Jump to: navigation, search

In OpenCog, word sense disambituation is one of the tasks performed as part of the natural language processing pipeline. Currently, OpenCog implements a minor variant of the Mihalcea all-words graph algorithm (xxx need ref here). The code is in the opencog/nlp/wsd directory, and the opencog/nlp/wsd/README file provides additional details.

Contents

Current implementation

The current algorithm implements what is more or less a Markov chain, and solves it with the Page-Brin page-rank algorithm. In brief: every word in a sentence is tagged with every possible word-sense. At this time, these senses are taken from WordNet. Next, pairs of senses are linked together by bonds, demonstrating their affinity for each other.
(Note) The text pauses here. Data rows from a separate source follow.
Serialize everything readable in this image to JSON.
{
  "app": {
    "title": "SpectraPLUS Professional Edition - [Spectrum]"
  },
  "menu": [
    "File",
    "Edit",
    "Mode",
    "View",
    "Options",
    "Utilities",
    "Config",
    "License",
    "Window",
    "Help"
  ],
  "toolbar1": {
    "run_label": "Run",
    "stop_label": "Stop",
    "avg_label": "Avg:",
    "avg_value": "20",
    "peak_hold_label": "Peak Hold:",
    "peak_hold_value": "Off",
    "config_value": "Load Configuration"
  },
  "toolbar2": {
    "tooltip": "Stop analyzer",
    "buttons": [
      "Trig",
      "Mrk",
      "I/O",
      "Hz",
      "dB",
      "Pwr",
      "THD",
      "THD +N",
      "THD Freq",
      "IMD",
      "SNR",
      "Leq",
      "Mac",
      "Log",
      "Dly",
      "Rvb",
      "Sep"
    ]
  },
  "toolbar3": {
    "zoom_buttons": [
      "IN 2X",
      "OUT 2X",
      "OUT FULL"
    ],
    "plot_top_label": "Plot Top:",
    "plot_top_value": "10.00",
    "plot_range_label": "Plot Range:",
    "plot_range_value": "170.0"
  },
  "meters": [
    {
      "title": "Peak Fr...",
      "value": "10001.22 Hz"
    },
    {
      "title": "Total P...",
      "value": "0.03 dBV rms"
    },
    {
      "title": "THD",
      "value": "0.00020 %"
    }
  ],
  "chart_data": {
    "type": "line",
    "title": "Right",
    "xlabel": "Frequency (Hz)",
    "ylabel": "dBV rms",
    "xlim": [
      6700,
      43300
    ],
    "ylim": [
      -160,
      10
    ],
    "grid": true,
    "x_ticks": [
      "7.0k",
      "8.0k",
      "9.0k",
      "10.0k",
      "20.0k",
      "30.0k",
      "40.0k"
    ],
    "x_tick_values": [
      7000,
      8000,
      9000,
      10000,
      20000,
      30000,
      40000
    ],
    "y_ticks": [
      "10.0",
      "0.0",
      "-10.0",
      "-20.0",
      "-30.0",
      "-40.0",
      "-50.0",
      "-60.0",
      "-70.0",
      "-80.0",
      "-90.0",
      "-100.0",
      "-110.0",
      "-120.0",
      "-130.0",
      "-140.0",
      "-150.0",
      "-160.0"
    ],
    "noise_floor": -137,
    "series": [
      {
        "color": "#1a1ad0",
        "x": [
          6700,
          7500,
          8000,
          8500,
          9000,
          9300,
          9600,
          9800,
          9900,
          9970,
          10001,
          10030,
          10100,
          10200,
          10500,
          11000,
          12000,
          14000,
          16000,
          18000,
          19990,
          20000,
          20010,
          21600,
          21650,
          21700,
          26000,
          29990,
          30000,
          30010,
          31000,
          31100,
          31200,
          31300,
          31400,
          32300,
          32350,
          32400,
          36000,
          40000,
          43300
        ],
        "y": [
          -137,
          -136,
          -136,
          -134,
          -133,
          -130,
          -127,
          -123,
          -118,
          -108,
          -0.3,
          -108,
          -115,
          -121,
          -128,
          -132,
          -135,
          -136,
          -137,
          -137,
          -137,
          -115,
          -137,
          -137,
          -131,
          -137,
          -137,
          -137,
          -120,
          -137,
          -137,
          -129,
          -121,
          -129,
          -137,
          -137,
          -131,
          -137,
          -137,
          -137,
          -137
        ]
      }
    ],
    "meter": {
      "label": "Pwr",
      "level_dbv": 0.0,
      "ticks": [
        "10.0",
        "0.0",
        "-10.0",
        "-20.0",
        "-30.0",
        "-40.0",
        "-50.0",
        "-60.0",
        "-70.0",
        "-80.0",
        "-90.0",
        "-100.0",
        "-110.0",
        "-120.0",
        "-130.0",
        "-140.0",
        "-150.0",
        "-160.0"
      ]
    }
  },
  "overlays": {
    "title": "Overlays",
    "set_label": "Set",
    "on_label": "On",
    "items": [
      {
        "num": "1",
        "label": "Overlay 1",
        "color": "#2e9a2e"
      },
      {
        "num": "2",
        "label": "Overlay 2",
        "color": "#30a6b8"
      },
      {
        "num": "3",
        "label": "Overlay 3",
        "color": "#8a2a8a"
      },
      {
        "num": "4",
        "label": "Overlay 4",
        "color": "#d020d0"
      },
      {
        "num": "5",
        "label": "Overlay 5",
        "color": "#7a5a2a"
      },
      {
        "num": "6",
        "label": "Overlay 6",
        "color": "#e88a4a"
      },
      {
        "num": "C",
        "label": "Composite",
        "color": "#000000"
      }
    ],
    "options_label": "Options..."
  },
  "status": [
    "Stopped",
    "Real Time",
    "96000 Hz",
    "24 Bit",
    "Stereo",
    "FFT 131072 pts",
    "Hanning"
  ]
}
The strength of these bonds are computed using the WordSense::Similarity package, in the manner described by Mihalcea etal.. This results in a graph, where word-senses are the vertices, and the bonds are weighted edges. This graph thus has a natural interpretation as a Markov chain, and can be solved as such. After being solved, the most likely senses are assumed to be the correct senses.

At this time (2009), the Mihalcea algorithm represents more or less the state of the art in WSD processing.

Planned extensions

The graphical algorithm can be readily extended in a variety of ways, to further improve accuracy. Some of these extensions are given below.

Sense from syntax

Sometimes, the sense of a word can be determined, or at least, narrowed down, based on its syntactic usage. If this has been done, then new vertices are created to represent these "preferred senses". They can be linked by strong bonds to the possible word senses, thus providing additional votes. In addition, one may choose to remove the non-preferred senses from the graph, or, better yet, create strong "anti-" bonds to the non-preferred senses, so that they repel linked senses.

Reference resolution, anaphora resolution

Input from anaphora resolution algorithms can be used to create connections between references within a sentence or between sentences. The idea is to constrain meanings so that a given collection of references all carry the same meaning.

Bond generalization

There is no reason that the bonds connecting sentences need to be just plain weighted edges. They can be replaced or supplemented by far more complex structures, such as the results of ontological reasoning. That is, if certain word senses can be ruled out, or confirmed, by means of reasoning, additional links can be added to strongly vote for these preferred/most-likely senses.